Une écriture fluide et claire, légère comme le sable. Une éloge de la lenteur, de l’immobilité, du retour aux sources… dans un motel crasseux sous des températures caniculaires au milieu du désert. Un premier roman, à dévorer en le dégustant.
Une histoire d’amour qui finit mal, après une autre histoire d’amour qui avait mal fini aussi, plus un deuil à faire — la mort d’un père — et un boulot qui ne décolle pas vraiment: voilà ce à quoi doit faire face le narrateur de Motel Valparaiso. Et ce sont de bonnes raisons d’aller voir si l’herbe n’est pas plus verte ailleurs ou, en l’occurrence, si le sable du désert (de Sonora) n’est pas plus jaune et léger que par ici. Alors il part. Un petit tour en Amérique du Nord, Canada et USA, avant de poser ses valises à Cevola, une ville située au milieu de nulle part, quelque part aux confins de l’Arizona, de la Californie (aux USA) et de la Californie du Sud et de l’état de Sonora (au Mexique). Le désert. Et comme dans toute ville américaine, il y a un motel au nom évocateur d’horizons lointains et de voyages exotiques. Un motel où poser ses valises, pour un jour ou plus si affinités. D’ailleurs, au Motel Valparaiso, on paye au jour le jour — “je ne veux pas encourager la sédentarité” dit le propriétaire, “tu peux te casser quand tu veux.” Mais partir, il n’en n’est pas question. Partir ? On verra. L’avenir lui dira quand. Ou, plutôt, Cevola le lui dira.

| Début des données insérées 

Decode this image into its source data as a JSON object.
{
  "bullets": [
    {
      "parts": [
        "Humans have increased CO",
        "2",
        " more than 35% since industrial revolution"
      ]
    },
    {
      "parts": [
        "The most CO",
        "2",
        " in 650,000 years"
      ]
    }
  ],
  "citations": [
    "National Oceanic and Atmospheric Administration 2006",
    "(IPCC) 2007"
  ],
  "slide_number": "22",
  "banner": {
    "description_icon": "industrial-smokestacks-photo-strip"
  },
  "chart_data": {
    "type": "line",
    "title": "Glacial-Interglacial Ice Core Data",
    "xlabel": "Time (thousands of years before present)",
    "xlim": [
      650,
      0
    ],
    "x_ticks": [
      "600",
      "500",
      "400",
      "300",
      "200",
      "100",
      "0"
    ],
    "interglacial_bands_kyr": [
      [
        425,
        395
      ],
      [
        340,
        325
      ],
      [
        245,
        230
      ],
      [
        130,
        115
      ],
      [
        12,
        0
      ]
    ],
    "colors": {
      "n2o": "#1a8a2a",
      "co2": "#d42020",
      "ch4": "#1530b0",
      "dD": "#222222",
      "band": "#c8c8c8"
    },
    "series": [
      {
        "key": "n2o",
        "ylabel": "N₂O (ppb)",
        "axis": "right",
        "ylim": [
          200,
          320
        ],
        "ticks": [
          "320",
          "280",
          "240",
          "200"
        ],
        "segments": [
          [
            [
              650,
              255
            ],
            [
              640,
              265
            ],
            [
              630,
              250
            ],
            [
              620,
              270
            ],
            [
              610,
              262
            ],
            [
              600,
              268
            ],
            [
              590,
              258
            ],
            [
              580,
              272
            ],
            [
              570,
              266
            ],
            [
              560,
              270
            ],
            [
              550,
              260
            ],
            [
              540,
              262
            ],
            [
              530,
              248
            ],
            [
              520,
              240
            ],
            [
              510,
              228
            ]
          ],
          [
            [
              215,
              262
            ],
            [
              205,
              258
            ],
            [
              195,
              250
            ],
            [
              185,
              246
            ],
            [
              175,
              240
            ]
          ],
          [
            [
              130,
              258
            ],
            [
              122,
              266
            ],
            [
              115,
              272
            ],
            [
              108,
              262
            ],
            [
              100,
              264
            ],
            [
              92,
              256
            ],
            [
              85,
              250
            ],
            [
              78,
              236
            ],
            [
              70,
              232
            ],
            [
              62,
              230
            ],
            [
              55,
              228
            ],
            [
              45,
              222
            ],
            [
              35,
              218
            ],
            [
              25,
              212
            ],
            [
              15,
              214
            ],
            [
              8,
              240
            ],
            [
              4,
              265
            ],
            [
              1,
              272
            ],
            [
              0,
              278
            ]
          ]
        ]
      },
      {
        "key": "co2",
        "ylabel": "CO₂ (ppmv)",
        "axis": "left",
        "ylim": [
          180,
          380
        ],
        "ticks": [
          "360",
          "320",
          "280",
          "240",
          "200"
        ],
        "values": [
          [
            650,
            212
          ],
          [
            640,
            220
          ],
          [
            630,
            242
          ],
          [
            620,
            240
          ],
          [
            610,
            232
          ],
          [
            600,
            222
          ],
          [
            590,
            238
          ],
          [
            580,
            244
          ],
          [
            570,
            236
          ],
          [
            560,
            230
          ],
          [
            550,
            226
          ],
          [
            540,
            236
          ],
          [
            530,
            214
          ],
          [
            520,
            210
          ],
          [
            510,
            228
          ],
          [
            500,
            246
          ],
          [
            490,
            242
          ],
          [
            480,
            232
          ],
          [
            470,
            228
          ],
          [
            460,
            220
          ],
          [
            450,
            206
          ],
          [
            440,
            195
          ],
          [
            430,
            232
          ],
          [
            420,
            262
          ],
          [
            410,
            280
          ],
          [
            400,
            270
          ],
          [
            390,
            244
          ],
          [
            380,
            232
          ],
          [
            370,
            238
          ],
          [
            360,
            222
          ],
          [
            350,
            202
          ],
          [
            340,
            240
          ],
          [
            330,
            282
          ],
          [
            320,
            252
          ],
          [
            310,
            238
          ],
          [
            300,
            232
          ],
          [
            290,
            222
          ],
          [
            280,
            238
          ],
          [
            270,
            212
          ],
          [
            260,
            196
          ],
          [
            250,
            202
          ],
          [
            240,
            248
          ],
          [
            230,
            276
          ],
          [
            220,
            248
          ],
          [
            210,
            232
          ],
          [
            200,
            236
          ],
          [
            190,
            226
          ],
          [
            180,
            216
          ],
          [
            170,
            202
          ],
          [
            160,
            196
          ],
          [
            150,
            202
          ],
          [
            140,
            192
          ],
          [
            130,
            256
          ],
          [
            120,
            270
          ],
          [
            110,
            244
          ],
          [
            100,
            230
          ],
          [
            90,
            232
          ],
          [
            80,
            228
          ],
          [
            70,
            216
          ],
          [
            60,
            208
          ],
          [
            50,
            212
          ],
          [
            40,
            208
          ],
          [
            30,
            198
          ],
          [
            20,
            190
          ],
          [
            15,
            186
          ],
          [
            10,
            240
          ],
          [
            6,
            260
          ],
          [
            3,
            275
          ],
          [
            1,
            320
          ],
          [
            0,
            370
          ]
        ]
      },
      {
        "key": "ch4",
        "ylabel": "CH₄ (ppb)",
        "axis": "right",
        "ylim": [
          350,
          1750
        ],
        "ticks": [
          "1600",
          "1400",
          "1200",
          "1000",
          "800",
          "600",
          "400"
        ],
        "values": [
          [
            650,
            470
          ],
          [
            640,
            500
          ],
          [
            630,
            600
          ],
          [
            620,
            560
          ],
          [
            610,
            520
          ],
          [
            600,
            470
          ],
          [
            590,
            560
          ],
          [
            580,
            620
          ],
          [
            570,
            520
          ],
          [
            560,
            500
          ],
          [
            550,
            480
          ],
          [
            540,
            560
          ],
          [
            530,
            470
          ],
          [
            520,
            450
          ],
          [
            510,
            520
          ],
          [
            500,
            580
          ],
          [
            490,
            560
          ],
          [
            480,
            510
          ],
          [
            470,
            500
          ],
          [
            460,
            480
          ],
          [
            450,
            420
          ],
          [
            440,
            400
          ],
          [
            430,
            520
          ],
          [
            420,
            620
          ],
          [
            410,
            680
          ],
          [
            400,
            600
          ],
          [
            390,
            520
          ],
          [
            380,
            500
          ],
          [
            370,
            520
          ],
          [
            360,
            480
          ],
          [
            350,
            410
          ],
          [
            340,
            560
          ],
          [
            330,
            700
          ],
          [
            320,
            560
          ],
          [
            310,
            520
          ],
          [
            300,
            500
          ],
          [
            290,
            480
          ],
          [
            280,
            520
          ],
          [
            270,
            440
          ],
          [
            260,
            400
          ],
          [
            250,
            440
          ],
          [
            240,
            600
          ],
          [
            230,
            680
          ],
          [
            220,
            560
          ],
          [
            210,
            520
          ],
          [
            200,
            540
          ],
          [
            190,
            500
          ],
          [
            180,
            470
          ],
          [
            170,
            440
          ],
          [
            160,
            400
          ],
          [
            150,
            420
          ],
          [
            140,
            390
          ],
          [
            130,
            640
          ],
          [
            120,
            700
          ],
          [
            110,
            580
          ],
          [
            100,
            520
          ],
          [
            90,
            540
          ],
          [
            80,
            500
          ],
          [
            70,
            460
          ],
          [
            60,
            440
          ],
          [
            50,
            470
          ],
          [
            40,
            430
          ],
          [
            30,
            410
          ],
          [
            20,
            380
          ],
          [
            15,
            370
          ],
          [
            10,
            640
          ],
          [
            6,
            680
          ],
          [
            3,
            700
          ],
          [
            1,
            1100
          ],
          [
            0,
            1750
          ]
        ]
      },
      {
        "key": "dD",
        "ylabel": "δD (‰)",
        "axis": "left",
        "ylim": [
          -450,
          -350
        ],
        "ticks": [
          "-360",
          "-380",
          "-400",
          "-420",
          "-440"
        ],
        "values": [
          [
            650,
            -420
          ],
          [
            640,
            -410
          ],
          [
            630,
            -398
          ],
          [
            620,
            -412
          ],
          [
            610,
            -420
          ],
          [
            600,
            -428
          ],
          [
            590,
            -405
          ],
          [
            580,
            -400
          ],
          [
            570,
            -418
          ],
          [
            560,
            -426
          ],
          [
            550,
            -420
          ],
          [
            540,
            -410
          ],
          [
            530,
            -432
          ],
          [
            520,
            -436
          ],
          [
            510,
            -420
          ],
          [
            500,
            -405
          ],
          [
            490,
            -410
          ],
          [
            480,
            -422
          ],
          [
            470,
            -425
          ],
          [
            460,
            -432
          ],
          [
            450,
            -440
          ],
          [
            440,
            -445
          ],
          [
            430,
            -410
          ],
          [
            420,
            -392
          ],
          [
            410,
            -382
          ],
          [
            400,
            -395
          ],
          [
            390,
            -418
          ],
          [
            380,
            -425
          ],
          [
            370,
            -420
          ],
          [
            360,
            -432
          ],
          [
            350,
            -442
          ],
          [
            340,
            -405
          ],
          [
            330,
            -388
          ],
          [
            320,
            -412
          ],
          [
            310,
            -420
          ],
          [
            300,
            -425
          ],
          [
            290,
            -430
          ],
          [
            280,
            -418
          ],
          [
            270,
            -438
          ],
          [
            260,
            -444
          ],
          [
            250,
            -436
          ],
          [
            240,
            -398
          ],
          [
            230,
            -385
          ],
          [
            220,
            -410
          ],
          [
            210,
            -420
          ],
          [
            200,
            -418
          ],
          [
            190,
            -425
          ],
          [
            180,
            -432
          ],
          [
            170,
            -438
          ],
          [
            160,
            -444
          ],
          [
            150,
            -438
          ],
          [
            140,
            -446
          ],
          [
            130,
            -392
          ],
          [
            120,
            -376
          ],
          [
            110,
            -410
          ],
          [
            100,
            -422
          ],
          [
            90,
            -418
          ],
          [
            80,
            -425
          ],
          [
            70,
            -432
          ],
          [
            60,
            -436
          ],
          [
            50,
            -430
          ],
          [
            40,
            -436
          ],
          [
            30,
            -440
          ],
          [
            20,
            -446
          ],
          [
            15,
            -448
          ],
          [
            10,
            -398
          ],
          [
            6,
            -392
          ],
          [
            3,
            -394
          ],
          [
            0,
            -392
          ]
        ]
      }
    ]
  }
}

Car on n’échappe pas si facilement à cette ville mirage qui s’ouvre devant soi à chaque pas, pour se refermer immédiatement sans se dévoiler. Une de ces cités obscures, à la Schuiten et Peeters, presque un décor — avec son centre ville de bureaux qui se vide le soir venu, une sorte d’incongruité au milieu de ce désert —, une ville étrange, mystérieuse qui avale celles et ceux qui y mettent les pieds en quête de… de quoi? De rédemption? De sauvetage? D’un nouveau départ? En quête d’eux-mêmes? Tout cela, à la fois. Une ville qui vous lâche une fois cette quête achevée, une fois le chemin, le sens (re)trouvés. Une ville magique. Oui, pour une fois, l’herbe était plus verte. Pour une fois le sable (qui entoure Cevola) est plus jaune, plus léger, que celui qu’on trouve sur nos plages. C’est le sable dans lequel on enfouit les peines et les chagrins, les déceptions et les désillusions, pour en ressortir différent. Ce n’est pas un sable dans lequel on s’enlise. C’est un sable dans lequel on se ressource.
Motel Valparaiso est donc l’histoire de cet enlisement et de cette libération. L’histoire de ce journaliste qui se voudrait écrivain mais qui est à peine l’un et si peu l’autre et qui, au-delà de ce qu’il fait dans la vie, découvrira quoi en faire, découvrira le sens de son existence en rencontrant des gens qui, comme lui, se sont égarés dans l’existence avant de choisir leur voie. Motel Valparaiso est l’histoire d’un voyage, mais pas celui qui a conduit le narrateur dans ce lieu, ce trou dans l’espace et le temps. C’est l’histoire du voyage dans ce trou. L’histoire de la rencontre avec cette ville et ses habitants. Et de la rencontre du narrateur avec lui-même. Motel Valparaiso, c’est un road trip intérieur, mystique. C’est Paris-Texas—plus que Sailor et Lula. Mais c’est aussi une sorte de 37,2. Le Matin calme, sans violence. Apaisé.
En à peine plus de 100 pages, Philippe Castelneau nous emmène en voyage. Lentement, sereinement. Une écriture sobre et simple, directe, qui sait éviter les adjectifs inutiles et les tournures de phrases alambiquées, mais qui malgré tout réussit à créer une vraie ambiance. Celle des bars et des rues des villes états-uniennes (en partie) — on prendrait bien une bière avec eux, on passerait bien une nuit sur ce matelas défoncé dans ce motel de bord de route. Surtout, il souffle sur ce Motel Valparaiso un vent de la liberté, cette liberté de devenir soir-même après s’être découvert. Une belle leçon.